= Hugh Roe McMahon =

Irish nobleman (d. 1590)

Hugh Roe McMahon (Aodh Rua Mac Mathúna; died September/October 1590) was an Irish Gaelic nobleman and Lord of Monaghan who reigned over Airgíalla from 1589 until his execution in 1590. He was from the McMahon clan of Oriel.

== Family background ==
He was the younger brother of Ross McMahon, the Chief of the Name McMahon. Upon Ross's death, two of his kinsman had claims to the chieftainship: Hugh Roe McMahon was supported by English law (per the surrender and regrant policy) and Brian McHugh Oge McMahon was supported by brehon law. The English Lord Deputy of Ireland, William FitzWilliam, planned to divide Monaghan between the claimants, preventing a potentially bloody succession dispute and also weakening the McMahon clan.
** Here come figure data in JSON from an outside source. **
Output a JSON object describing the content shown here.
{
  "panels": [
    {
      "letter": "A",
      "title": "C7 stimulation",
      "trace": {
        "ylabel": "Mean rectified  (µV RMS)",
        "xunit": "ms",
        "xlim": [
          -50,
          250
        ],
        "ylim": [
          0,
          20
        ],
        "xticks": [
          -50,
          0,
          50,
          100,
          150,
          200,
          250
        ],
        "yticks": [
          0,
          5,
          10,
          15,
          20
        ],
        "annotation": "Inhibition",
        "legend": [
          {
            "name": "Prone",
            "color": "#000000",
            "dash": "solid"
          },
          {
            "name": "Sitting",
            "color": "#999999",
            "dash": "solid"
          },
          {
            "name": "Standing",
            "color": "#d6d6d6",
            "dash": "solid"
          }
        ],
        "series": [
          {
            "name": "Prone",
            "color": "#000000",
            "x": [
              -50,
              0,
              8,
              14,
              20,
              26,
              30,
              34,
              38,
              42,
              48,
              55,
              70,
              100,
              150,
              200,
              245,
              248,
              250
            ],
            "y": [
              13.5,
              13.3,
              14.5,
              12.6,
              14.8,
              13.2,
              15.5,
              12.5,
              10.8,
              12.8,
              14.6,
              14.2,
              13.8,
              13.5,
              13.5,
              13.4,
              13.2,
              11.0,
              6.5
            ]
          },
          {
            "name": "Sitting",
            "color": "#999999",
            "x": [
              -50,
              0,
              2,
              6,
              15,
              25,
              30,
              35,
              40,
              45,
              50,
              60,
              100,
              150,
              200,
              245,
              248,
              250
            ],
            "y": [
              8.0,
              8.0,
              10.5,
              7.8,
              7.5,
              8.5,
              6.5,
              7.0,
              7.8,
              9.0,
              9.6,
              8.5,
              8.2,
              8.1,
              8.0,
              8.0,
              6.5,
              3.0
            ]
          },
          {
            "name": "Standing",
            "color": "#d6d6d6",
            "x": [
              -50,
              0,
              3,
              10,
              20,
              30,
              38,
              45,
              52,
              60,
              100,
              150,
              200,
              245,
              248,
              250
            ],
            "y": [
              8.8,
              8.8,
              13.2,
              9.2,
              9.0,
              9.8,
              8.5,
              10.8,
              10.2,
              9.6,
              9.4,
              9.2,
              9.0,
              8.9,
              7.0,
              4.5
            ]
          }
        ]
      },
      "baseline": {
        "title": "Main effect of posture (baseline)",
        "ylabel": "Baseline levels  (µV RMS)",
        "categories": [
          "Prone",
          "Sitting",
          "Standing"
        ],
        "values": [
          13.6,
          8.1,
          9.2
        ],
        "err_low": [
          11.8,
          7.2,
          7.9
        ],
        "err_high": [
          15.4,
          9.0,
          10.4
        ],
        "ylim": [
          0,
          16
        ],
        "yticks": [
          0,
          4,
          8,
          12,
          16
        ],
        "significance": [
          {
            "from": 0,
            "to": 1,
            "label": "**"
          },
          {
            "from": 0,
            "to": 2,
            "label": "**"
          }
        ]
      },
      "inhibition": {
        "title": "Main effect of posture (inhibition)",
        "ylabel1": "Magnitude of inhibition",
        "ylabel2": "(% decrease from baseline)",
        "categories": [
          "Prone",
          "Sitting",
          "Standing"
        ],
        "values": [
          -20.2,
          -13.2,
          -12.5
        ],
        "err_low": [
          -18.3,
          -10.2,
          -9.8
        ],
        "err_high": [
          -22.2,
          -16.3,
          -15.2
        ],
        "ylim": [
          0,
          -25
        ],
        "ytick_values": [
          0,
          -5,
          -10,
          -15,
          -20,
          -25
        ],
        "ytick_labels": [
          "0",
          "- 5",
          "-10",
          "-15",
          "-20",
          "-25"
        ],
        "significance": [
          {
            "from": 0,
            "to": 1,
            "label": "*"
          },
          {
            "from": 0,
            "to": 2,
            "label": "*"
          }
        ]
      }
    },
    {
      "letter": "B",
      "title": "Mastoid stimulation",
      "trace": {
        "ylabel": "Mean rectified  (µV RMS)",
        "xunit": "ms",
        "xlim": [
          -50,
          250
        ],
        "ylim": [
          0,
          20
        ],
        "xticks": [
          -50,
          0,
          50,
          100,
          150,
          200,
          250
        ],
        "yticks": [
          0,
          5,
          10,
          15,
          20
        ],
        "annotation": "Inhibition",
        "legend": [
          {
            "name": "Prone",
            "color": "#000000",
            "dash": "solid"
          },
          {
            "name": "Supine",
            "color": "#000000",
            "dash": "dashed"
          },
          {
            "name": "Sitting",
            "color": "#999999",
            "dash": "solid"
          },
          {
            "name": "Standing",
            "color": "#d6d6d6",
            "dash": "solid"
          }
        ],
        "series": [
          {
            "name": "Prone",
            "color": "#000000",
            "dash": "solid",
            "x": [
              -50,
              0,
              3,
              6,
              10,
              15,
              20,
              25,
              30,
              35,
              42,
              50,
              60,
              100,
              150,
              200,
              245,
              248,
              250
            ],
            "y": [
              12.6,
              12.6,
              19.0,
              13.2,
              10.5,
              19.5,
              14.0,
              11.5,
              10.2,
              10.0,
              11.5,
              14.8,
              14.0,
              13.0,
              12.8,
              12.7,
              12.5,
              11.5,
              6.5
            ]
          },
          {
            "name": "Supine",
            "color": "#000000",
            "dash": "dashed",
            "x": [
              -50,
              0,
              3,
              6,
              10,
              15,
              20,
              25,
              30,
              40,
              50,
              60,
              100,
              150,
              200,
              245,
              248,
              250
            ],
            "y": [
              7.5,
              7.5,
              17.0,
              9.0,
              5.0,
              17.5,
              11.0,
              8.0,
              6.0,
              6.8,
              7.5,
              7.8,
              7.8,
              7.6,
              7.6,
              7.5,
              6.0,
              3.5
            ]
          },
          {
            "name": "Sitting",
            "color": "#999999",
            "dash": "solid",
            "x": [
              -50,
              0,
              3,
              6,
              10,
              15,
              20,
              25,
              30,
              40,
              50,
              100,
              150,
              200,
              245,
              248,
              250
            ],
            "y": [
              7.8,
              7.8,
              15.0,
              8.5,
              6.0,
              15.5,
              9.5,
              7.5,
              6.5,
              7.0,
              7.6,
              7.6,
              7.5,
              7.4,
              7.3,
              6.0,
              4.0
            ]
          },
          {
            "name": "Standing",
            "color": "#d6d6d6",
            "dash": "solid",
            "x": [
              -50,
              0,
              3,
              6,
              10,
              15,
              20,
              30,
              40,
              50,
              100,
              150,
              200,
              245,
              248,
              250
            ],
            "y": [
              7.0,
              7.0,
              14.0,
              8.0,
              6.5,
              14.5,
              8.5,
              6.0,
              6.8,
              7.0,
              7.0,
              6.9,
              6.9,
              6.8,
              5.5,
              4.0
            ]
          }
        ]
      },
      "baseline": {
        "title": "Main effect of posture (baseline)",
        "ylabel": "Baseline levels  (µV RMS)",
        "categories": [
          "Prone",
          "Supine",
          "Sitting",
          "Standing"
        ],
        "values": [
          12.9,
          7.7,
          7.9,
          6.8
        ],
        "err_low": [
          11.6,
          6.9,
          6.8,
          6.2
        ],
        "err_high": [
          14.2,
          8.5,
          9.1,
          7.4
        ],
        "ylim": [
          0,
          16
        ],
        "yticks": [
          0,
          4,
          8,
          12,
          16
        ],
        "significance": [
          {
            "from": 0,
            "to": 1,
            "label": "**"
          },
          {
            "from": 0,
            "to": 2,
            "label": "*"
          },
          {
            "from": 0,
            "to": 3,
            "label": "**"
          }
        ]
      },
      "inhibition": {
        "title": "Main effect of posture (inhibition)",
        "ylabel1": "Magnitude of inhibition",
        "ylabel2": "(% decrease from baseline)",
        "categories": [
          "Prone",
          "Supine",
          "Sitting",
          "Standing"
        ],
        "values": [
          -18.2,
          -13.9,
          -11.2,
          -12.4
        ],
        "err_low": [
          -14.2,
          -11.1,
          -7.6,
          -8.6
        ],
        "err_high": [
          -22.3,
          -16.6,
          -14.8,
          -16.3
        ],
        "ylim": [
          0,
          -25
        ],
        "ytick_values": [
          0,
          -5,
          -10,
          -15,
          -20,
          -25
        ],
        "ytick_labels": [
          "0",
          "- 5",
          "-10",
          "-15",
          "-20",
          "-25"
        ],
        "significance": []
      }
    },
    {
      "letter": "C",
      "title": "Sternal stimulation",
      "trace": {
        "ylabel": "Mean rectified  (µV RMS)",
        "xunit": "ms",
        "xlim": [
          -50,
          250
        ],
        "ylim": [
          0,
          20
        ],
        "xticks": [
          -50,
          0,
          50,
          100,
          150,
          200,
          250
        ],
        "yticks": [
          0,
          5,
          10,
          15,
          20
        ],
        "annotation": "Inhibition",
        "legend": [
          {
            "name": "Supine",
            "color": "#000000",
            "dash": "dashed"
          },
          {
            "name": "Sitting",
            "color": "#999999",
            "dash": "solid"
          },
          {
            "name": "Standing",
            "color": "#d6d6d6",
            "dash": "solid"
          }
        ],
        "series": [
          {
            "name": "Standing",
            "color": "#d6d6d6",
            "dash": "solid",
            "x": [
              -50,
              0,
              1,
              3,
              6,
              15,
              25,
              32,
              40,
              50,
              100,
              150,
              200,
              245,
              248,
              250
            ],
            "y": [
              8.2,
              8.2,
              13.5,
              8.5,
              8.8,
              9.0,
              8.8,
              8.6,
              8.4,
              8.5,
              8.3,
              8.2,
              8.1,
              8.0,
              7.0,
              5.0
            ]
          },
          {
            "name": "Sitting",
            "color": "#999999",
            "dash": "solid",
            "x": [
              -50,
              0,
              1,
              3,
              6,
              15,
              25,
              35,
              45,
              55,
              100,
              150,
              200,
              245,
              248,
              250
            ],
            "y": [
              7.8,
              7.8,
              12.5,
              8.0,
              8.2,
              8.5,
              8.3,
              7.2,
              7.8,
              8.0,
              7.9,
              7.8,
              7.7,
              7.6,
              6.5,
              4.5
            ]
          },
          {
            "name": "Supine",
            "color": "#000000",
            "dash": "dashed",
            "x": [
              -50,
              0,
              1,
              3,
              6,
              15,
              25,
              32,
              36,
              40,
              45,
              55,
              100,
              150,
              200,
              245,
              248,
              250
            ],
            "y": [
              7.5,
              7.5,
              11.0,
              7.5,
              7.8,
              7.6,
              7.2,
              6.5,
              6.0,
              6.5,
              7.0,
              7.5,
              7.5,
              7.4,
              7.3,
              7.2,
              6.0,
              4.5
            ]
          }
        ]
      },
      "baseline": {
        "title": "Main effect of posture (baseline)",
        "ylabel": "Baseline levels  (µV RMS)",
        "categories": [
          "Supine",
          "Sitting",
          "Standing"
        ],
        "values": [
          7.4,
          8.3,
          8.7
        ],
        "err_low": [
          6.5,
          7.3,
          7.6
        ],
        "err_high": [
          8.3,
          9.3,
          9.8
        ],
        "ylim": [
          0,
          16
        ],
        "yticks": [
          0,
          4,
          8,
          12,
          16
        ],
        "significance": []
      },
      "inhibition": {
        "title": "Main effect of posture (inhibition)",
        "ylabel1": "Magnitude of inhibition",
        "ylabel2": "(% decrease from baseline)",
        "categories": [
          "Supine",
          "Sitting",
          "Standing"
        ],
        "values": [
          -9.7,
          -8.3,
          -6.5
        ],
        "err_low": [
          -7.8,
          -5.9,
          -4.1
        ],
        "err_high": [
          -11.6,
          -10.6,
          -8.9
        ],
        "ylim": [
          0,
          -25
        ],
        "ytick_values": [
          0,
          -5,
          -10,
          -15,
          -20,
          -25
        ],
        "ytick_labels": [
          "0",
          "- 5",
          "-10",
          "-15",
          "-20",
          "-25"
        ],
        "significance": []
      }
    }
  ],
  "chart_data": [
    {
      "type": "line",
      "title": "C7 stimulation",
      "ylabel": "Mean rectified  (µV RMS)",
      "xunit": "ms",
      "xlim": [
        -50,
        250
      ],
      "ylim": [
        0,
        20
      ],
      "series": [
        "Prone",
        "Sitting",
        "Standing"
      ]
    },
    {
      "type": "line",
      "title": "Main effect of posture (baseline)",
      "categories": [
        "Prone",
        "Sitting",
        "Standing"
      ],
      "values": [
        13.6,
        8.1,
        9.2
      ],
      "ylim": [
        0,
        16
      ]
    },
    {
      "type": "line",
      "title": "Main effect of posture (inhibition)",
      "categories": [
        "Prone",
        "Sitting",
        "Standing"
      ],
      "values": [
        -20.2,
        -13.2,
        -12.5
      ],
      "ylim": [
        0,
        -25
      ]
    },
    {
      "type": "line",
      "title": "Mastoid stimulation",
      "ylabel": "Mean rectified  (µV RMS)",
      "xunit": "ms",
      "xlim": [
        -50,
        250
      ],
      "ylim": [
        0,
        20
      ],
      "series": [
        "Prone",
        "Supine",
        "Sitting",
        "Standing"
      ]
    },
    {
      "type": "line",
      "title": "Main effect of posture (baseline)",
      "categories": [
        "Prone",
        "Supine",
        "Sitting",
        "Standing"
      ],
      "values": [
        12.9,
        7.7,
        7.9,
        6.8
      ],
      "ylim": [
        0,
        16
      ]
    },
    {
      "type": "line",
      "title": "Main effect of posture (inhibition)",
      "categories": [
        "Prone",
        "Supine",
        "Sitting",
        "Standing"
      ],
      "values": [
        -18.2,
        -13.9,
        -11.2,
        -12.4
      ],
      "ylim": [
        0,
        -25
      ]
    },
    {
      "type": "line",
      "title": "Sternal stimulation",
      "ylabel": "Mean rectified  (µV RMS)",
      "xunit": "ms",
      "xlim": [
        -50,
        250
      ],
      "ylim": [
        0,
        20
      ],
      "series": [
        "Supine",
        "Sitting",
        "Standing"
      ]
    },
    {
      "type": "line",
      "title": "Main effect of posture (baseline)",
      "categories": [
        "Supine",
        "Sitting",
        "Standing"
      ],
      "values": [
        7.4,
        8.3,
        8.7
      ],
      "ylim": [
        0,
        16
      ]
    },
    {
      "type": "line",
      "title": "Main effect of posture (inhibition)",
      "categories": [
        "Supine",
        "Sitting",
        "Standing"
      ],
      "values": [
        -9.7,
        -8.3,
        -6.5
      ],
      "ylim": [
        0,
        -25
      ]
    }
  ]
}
After Ross's death, Hugh Roe McMahon went to Dublin to claim his inheritance. A few days after arriving there, FitzWilliam had three other claimants summoned. FitzWilliam proposed dividing Monaghan four ways. McMahon objected violently, but was threatened with a charge of treason and so ultimately accepted.

== Death ==
Hugh Roe McMahon was sentenced to death in September 1590, after a questionable legal process, and hanged soon after, in what at least one source describes as an act of judicial murder.